Como a Finlândia resolveu o problema dos sem abrigos?
Em Portugal cerca de 8200 pessoas vivem em situação de sem abrigo. A pandemia, o aumento do custo da habitação, a estagnação dos ordenados e as políticas económicas que têm sito adotadas além de todo o panorama internacional não têm ajudado a situação. Fica então a pergunta, Qual a melhor abordagem para resolver o problema dos sem abrigos?
Na Finlândia só cerda de 5000 pessoas encontram-se nesta situação, cerca de 0,1% da população. Isto de acordo com a definição Finlandesa de Sem abrigo, que é bastante mais abrangente do que somente as pessoas que vivem nas ruas ou em abrigos de emergência. Em varias cidades Finlandesas, como a capital, Helsínquia, Ninguém dorme na Rua! Este tipo de sem abrigo já foi erradicado.
Para percebermos a abordagem do governo finlandês temos de voltar a 2007, quando se iniciou primeiro programa de habitacional, o programa “Hause First” ou “Casa Primeiro”. Este programa teve como filosofia a ideia de que é preciso dar mais do que soluções emergenciais e avançar para atribuição de morada permanente. Ou seja, arranjar casa para os sem abrigos, é o primeiro momento do percurso e não o objetivo final.
Mas na prática, como é que um programa destes funciona?
Pessoas em situação de sem abrigo, recebem, á partida, abrigo. Sem terem de cumprir qualquer tipo de requisito. Depois de estar estabelecida a habitação, os serviços sociais de reintegração social são oferecidos. Com o tempo a pessoa recém abitada vai começar a custear, na medida do possível, os custos habitacionais.
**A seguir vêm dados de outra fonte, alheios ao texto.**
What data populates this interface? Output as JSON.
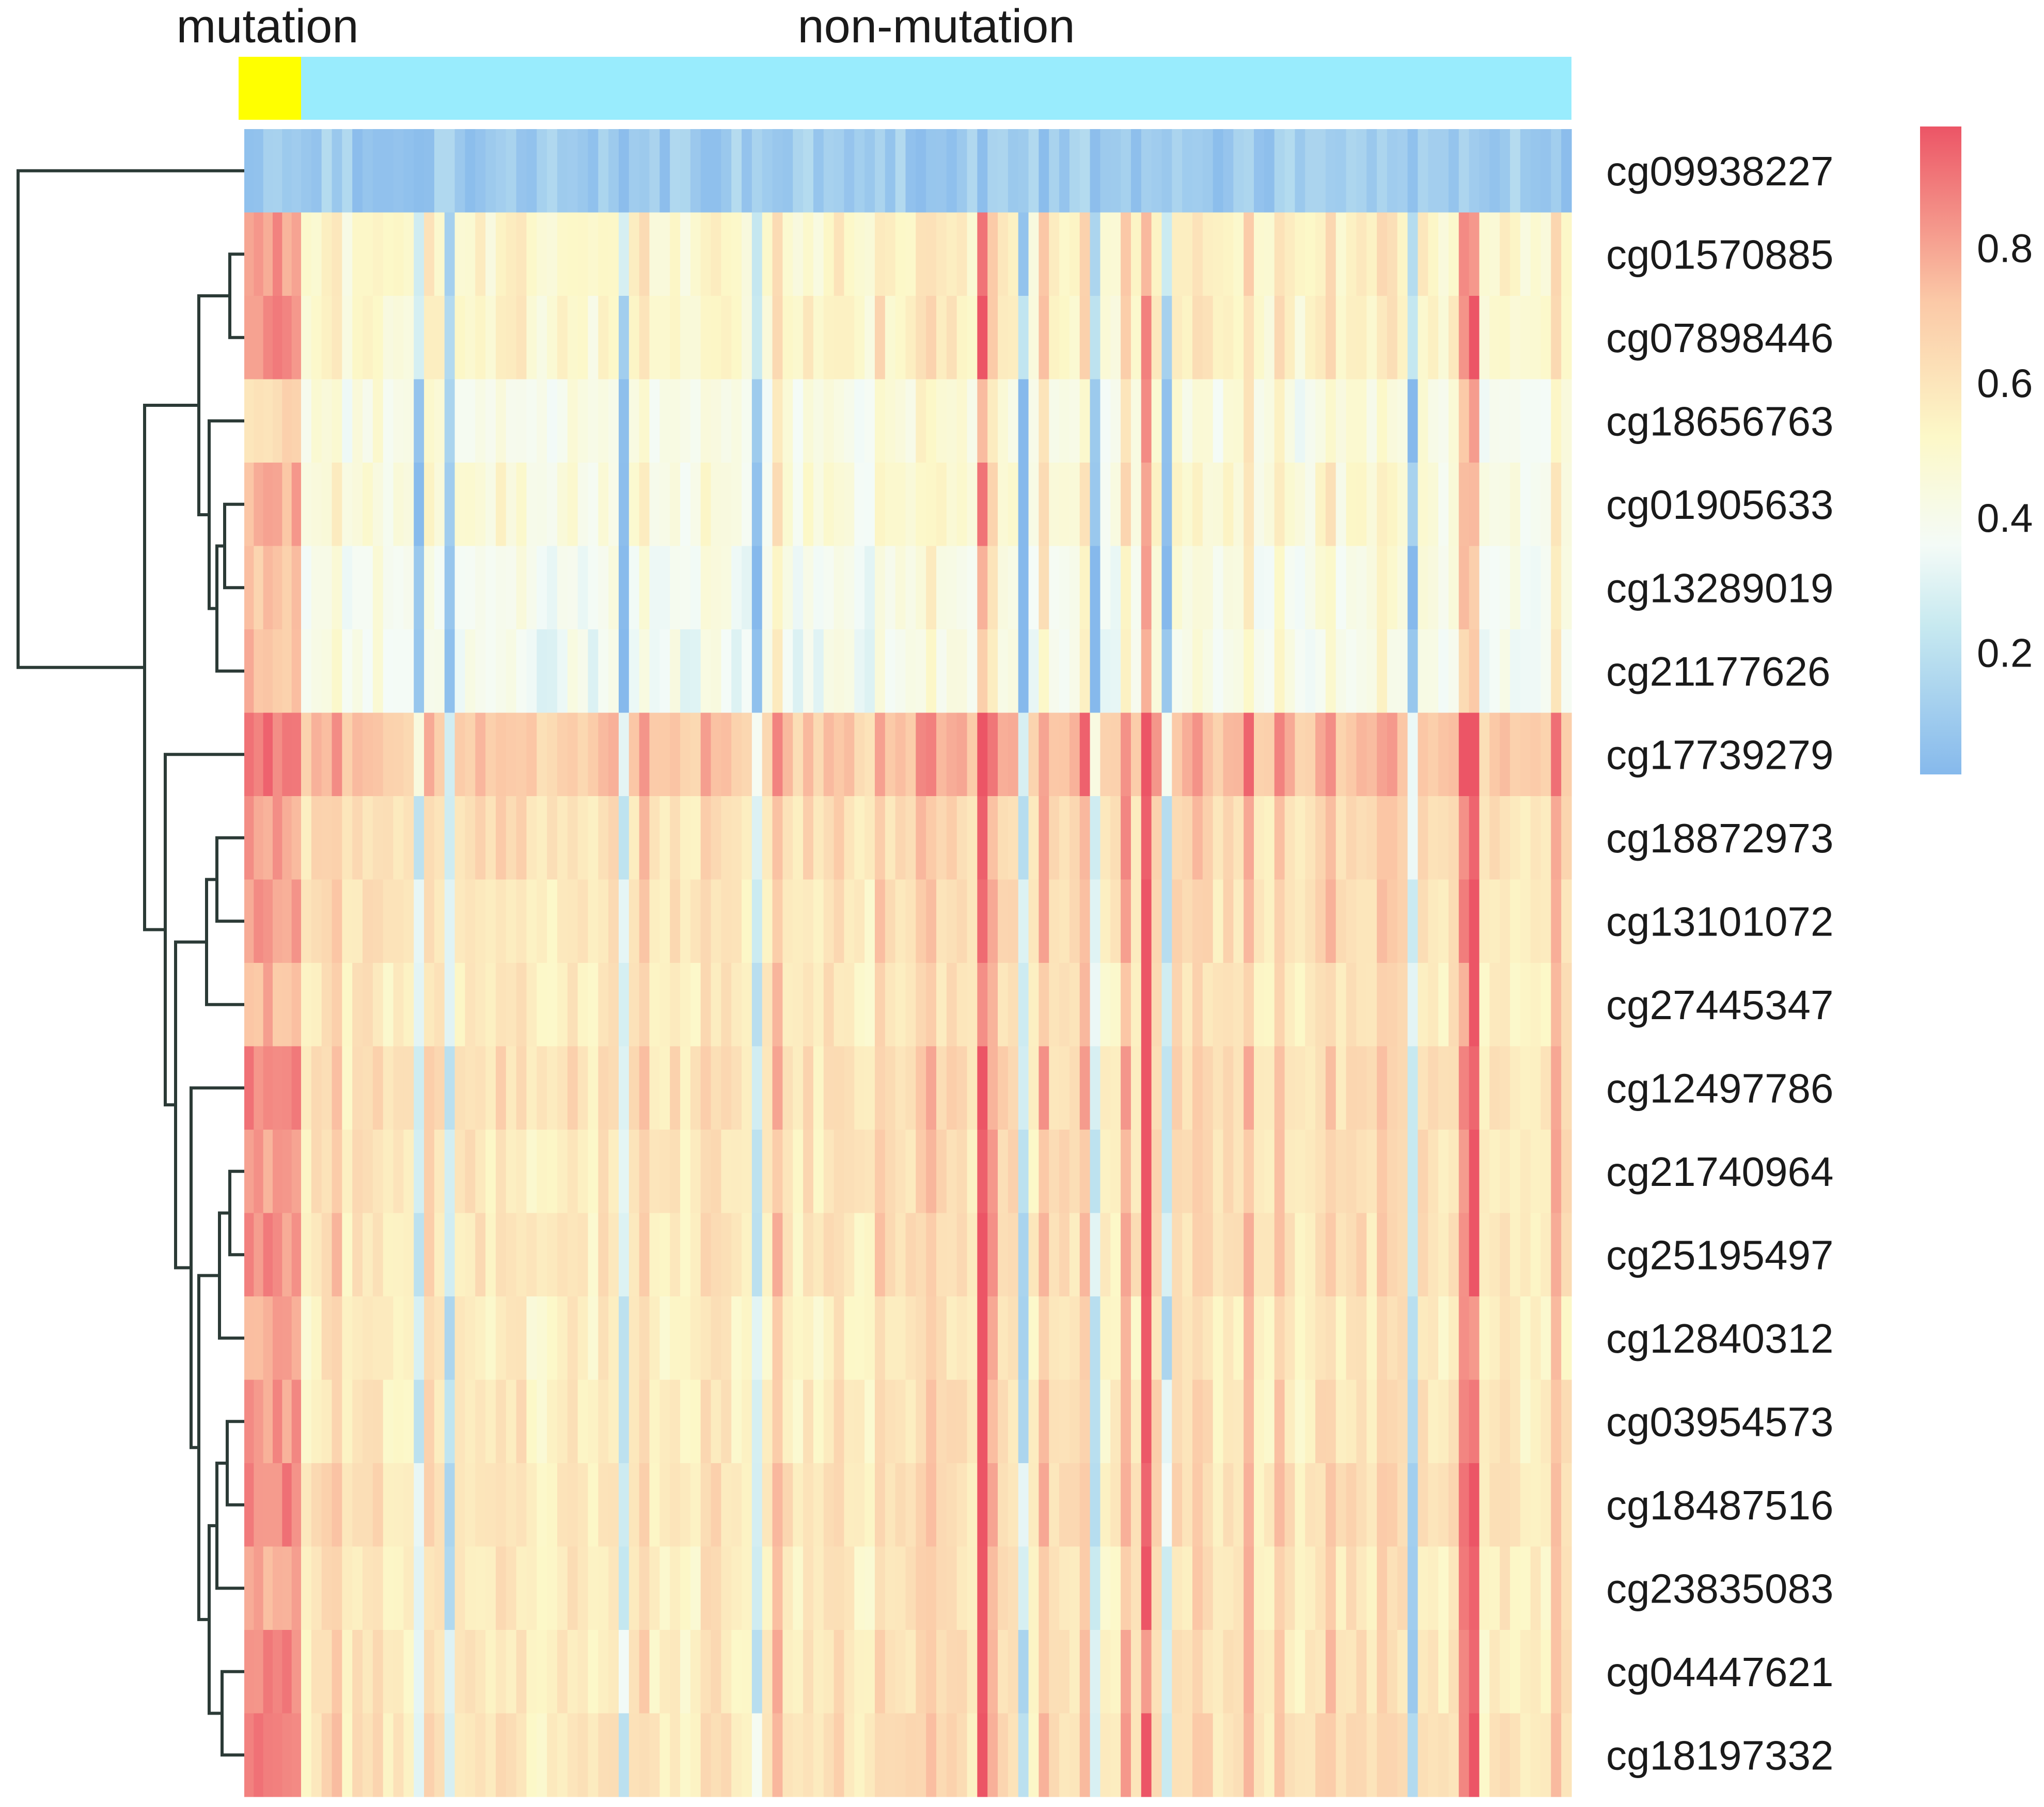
{
  "chart_data": {
    "type": "heatmap",
    "title": "",
    "xlabel": "",
    "ylabel": "",
    "column_groups": [
      {
        "name": "mutation",
        "count": 6,
        "color": "#ffff00"
      },
      {
        "name": "non-mutation",
        "count": 124,
        "color": "#99ecfd"
      }
    ],
    "rows": [
      "cg09938227",
      "cg01570885",
      "cg07898446",
      "cg18656763",
      "cg01905633",
      "cg13289019",
      "cg21177626",
      "cg17739279",
      "cg18872973",
      "cg13101072",
      "cg27445347",
      "cg12497786",
      "cg21740964",
      "cg25195497",
      "cg12840312",
      "cg03954573",
      "cg18487516",
      "cg23835083",
      "cg04447621",
      "cg18197332"
    ],
    "row_mean_values": [
      0.08,
      0.52,
      0.52,
      0.42,
      0.45,
      0.4,
      0.38,
      0.72,
      0.62,
      0.6,
      0.58,
      0.62,
      0.6,
      0.6,
      0.56,
      0.58,
      0.6,
      0.57,
      0.58,
      0.6
    ],
    "mutation_mean_values": [
      0.08,
      0.82,
      0.84,
      0.65,
      0.78,
      0.7,
      0.74,
      0.9,
      0.8,
      0.82,
      0.76,
      0.86,
      0.82,
      0.84,
      0.8,
      0.82,
      0.86,
      0.78,
      0.86,
      0.88
    ],
    "colorbar": {
      "ticks": [
        0.2,
        0.4,
        0.6,
        0.8
      ],
      "min": 0.02,
      "max": 0.98,
      "stops": [
        {
          "value": 0.02,
          "color": "#86b9ec"
        },
        {
          "value": 0.24,
          "color": "#c7e9f0"
        },
        {
          "value": 0.36,
          "color": "#f4fbf7"
        },
        {
          "value": 0.52,
          "color": "#fcf8c8"
        },
        {
          "value": 0.72,
          "color": "#fbc9a7"
        },
        {
          "value": 0.98,
          "color": "#ec5566"
        }
      ]
    },
    "dendrogram": "row clustering tree shown on left"
  }
}
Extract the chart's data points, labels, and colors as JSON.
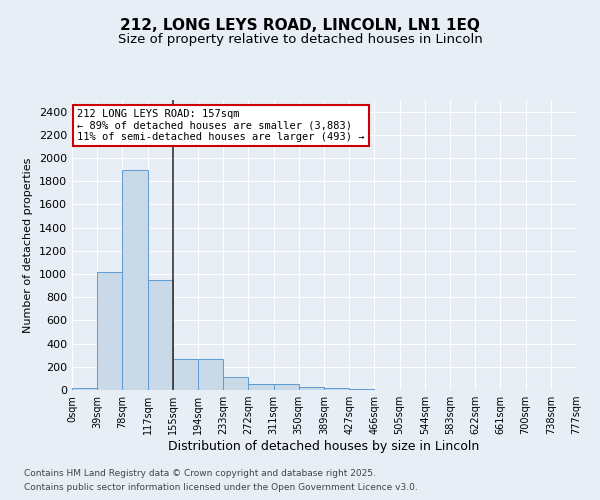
{
  "title_line1": "212, LONG LEYS ROAD, LINCOLN, LN1 1EQ",
  "title_line2": "Size of property relative to detached houses in Lincoln",
  "xlabel": "Distribution of detached houses by size in Lincoln",
  "ylabel": "Number of detached properties",
  "footer_line1": "Contains HM Land Registry data © Crown copyright and database right 2025.",
  "footer_line2": "Contains public sector information licensed under the Open Government Licence v3.0.",
  "annotation_title": "212 LONG LEYS ROAD: 157sqm",
  "annotation_line1": "← 89% of detached houses are smaller (3,883)",
  "annotation_line2": "11% of semi-detached houses are larger (493) →",
  "bar_color": "#c9d9e8",
  "bar_edge_color": "#5b9bd5",
  "marker_line_color": "#333333",
  "background_color": "#e8eef5",
  "annotation_box_color": "#ffffff",
  "annotation_border_color": "#cc0000",
  "grid_color": "#ffffff",
  "ylim": [
    0,
    2500
  ],
  "yticks": [
    0,
    200,
    400,
    600,
    800,
    1000,
    1200,
    1400,
    1600,
    1800,
    2000,
    2200,
    2400
  ],
  "bin_labels": [
    "0sqm",
    "39sqm",
    "78sqm",
    "117sqm",
    "155sqm",
    "194sqm",
    "233sqm",
    "272sqm",
    "311sqm",
    "350sqm",
    "389sqm",
    "427sqm",
    "466sqm",
    "505sqm",
    "544sqm",
    "583sqm",
    "622sqm",
    "661sqm",
    "700sqm",
    "738sqm",
    "777sqm"
  ],
  "bar_heights": [
    20,
    1020,
    1900,
    950,
    270,
    270,
    110,
    55,
    50,
    30,
    20,
    5,
    0,
    0,
    0,
    0,
    0,
    0,
    0,
    0
  ]
}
Quanto custa um programa “Casa Primeiro”? Será mais caro que a abordagem atual?
A verdade é que na maioria dos casos, um programa de Casa primeiro é mais barato a longo prazo do que um programa de apoio continuo. Mesmo que em um primeiro momento o programa possa necessitar de mais recursos, como a reabilitação social dos sem abrigos é maior, não só estes passam menos tempo a receber cuidados do estado como se tornam membros contribuintes mais rápido. Além disso, com menos pessoas nestas condições menores são os gastos do sistema de saúde em hospitalizações emergenciais e menor a necessidade de alto policiamento, pois com melhores condições para estas pessoas mais difícil será a queda para o consumo de substâncias e para a prática de comportamentos ilegais.